Den geheim tagenden Bundessicherheitsrat hat das Vorhaben schon passiert.
Noch am Montag rechtzeitig vor der Vereidigung der neuen Regierung
soll das Vorhaben im Auswärtigen Amt per Vertrag besiegelt werden,
meldet das Nachrichtenmagazin "Der Spiegel". Ein heikles, weil
wohl umstrittenes Geschäft.
Israel besitzt bereits drei deutsche U-Boote vom Typ Dolphin ohne den
neuartigen Antrieb. Geliefert wurden diese 1999 und 2000. Die Zusage für
diese Boote gab die Bundesregierung 1991. Damals hatte Saddam Hussein
mit deutscher Technik leistungsgesteigerte irakische Scud-Raketen während
des Golfkrieges auf Israel abgeschossen. Die Gefahr bestand, dass Giftgas
gegen Ziele in Israel zum Einsatz kommen würde.
Zwei unterschiedliche Torpedorohre
Diese U-Boote beruhen auf einem Design, das in den achtziger Jahren
im Auftrag Israels bei deutschen Firmen entwickelt und später noch
einmal überarbeitet wurde. Als technische Besonderheit besitzen sie
zwei unterschiedliche Torpedorohre. Sechs Rohre mit dem Standard-Durchmesser
von 533 Millimeter und vier Rohre mit einem Durchmesser von 650 Millimeter.
Aus letzteren, so wurde immer wieder berichtet, wolle Israel auch weitreichende
atomare Marschflugkörper mit bis zu 1.500 Kilometer Reichweite abschiessen.
Ein erfolgreicher Test vor Sri Lanka wurde gemeldet. Israel wolle seine
atomare Abschreckung um seegestützte Waffen mit größerer
Reichweite ergänzen. Auch deshalb seien die deutschen U-Boote gleich
nach ihrer Ankunft in Israel erneut und aufwändig umgebaut worden.

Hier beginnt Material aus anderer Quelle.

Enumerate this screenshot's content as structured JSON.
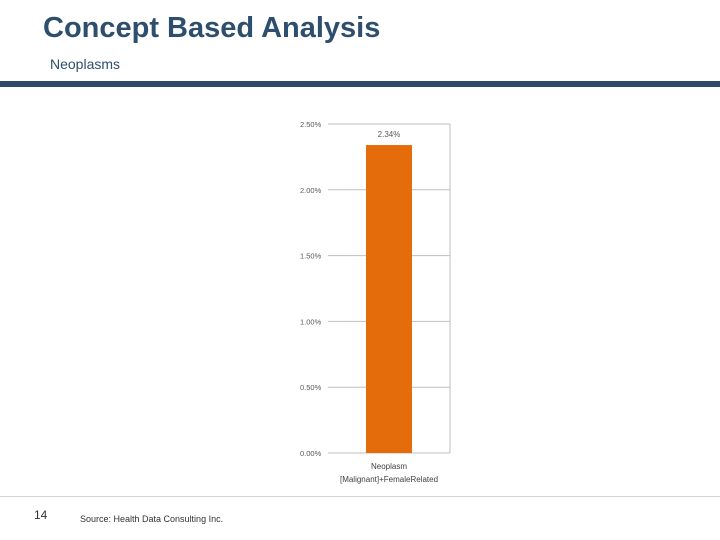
{
  "slide": {
    "title": "Concept Based Analysis",
    "subtitle": "Neoplasms",
    "page_number": "14",
    "source": "Source: Health Data Consulting Inc."
  },
  "colors": {
    "accent": "#2e4a66",
    "title": "#2e4e6e",
    "bar": "#e46c0a"
  },
  "chart_data": {
    "type": "bar",
    "categories": [
      "Neoplasm [Malignant]+FemaleRelated"
    ],
    "category_label_lines": [
      [
        "Neoplasm",
        "[Malignant]+FemaleRelated"
      ]
    ],
    "values": [
      2.34
    ],
    "data_labels": [
      "2.34%"
    ],
    "ylim": [
      0,
      2.5
    ],
    "y_ticks": [
      0,
      0.5,
      1.0,
      1.5,
      2.0,
      2.5
    ],
    "y_tick_labels": [
      "0.00%",
      "0.50%",
      "1.00%",
      "1.50%",
      "2.00%",
      "2.50%"
    ],
    "grid": true,
    "legend": "none",
    "title": "",
    "xlabel": "",
    "ylabel": ""
  }
}
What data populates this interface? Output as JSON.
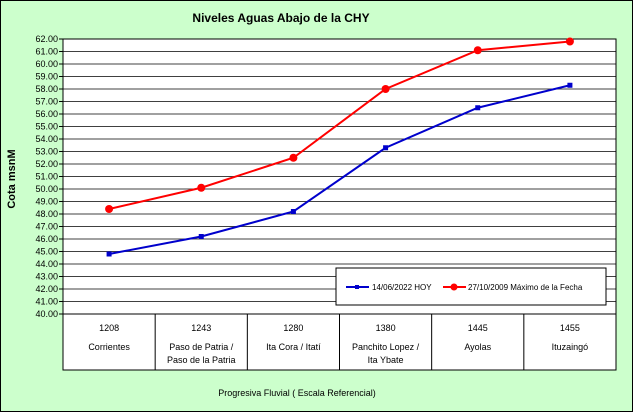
{
  "chart_data": {
    "type": "line",
    "title": "Niveles Aguas Abajo de la CHY",
    "ylabel": "Cota msnM",
    "xlabel": "Progresiva Fluvial ( Escala Referencial)",
    "ylim": [
      40.0,
      62.0
    ],
    "y_tick_step": 1.0,
    "grid": true,
    "legend_position": "bottom-right",
    "categories": [
      {
        "km": "1208",
        "name_line1": "Corrientes",
        "name_line2": ""
      },
      {
        "km": "1243",
        "name_line1": "Paso de Patria /",
        "name_line2": "Paso de la Patria"
      },
      {
        "km": "1280",
        "name_line1": "Ita Cora / Itatí",
        "name_line2": ""
      },
      {
        "km": "1380",
        "name_line1": "Panchito Lopez /",
        "name_line2": "Ita Ybate"
      },
      {
        "km": "1445",
        "name_line1": "Ayolas",
        "name_line2": ""
      },
      {
        "km": "1455",
        "name_line1": "Ituzaingó",
        "name_line2": ""
      }
    ],
    "series": [
      {
        "name": "14/06/2022  HOY",
        "color": "#0000cc",
        "marker": "square",
        "values": [
          44.8,
          46.2,
          48.2,
          53.3,
          56.5,
          58.3
        ]
      },
      {
        "name": "27/10/2009  Máximo de la Fecha",
        "color": "#ff0000",
        "marker": "circle",
        "values": [
          48.4,
          50.1,
          52.5,
          58.0,
          61.1,
          61.8
        ]
      }
    ]
  }
}
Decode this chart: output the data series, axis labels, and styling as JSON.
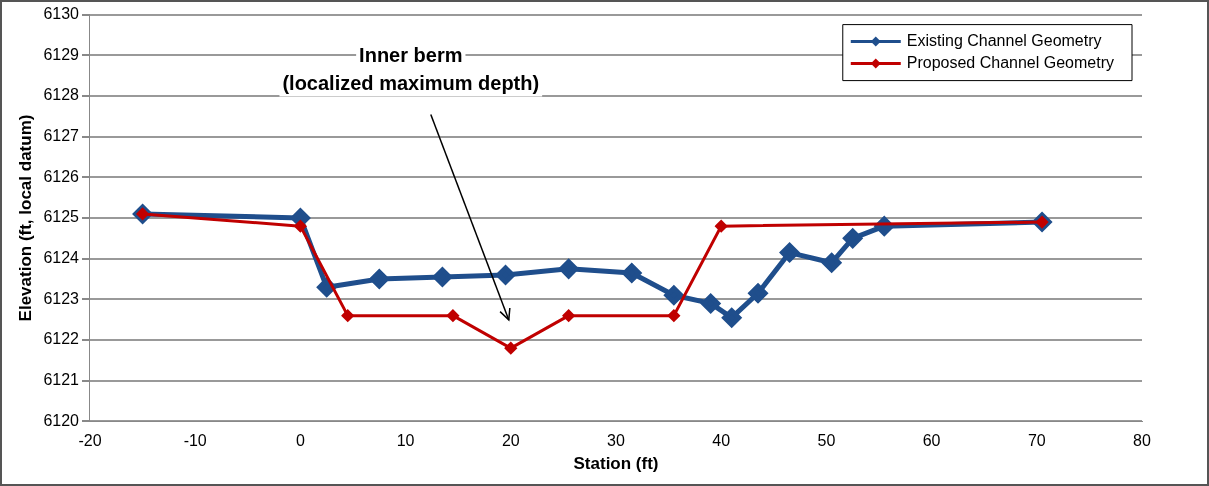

Seit rund drei Jahren bemüht sich Israel um weitere Dolphin-U-Boote
nunmehr mit dem neuen außenluftunabhängigen Antrieb. Die
israelische Marine will verstärkt in der Arabischen See und im Indischen
Ozean kreuzen. Dort liegen heute jene Staaten, die Israel sicherheitspolitisch
die größten Sorgen machen: Die islamische Atommacht Pakistan,
Saudi-Arabien und nicht zuletzt der Iran, dem Israel unterstellt, Atomwaffen
bauen zu wollen. Dafür benötige Israel mindestens zwei weitere
U-Boote.
Kosten von rund einer Milliarde Euro
Diese soll das Land nun bekommen. Die beiden Boote kosten rund eine
Milliarde Euro. Bis zu 330 Millionen Euro davon trägt der deutsche
Steuerzahler. Den Rest soll Israel aufbringen zum Beispiel durch Lieferungen
an die Bundeswehr. Doch der Preis muss stutzig machen. Mit 500 Millionen
Euro ist jedes der neuen Dolphin-Boot mehr als doppelt so teuer wie die
früheren Boote. Der neue Antrieb und die Inflation alleine können
die Differenz nicht erklären. Denn auch die Bundeswehr bekommt ihre
neuen aussenluftunabhängigen U-Boote deutlich billiger. Und mit 330
Millionen Euro zahlt der deutsche Steuerzahler diesmal zwar angeblich
nur ein Drittel der Kosten. Doch real sind dies nur etwa 100 Millionen
weniger als damals, als Deutschland Israel zwei solche U-Boote vollständig
schenkte.
Trotz der besonderen Beziehungen Deutschlands zu Israel wird die neuerliche
U-Boot-Lieferung an Israel Diskussionen hervorrufen: Sollte Deutschland
mithelfen, wenn Israel sein umstrittenes Nuklearpotenzial ausbaut oder
modernisiert? Der Glaubwürdigkeit der deutschen Vermittlerrolle im
Streit um das Atomprogramm des Irans dürfte der neuerliche U-Boot-Deal
mit Israel kaum dienlich sein.
Immer wieder Streit um Rüstungsexporte
Rüstungsexporte - gerade nach Israel - waren immer wieder umstritten:
Wegen der Menschenrechtslage, der anhaltenden Besetzung palästinensischer
Gebiete und der Auseinandersetzungen Israels mit den Palästinensern.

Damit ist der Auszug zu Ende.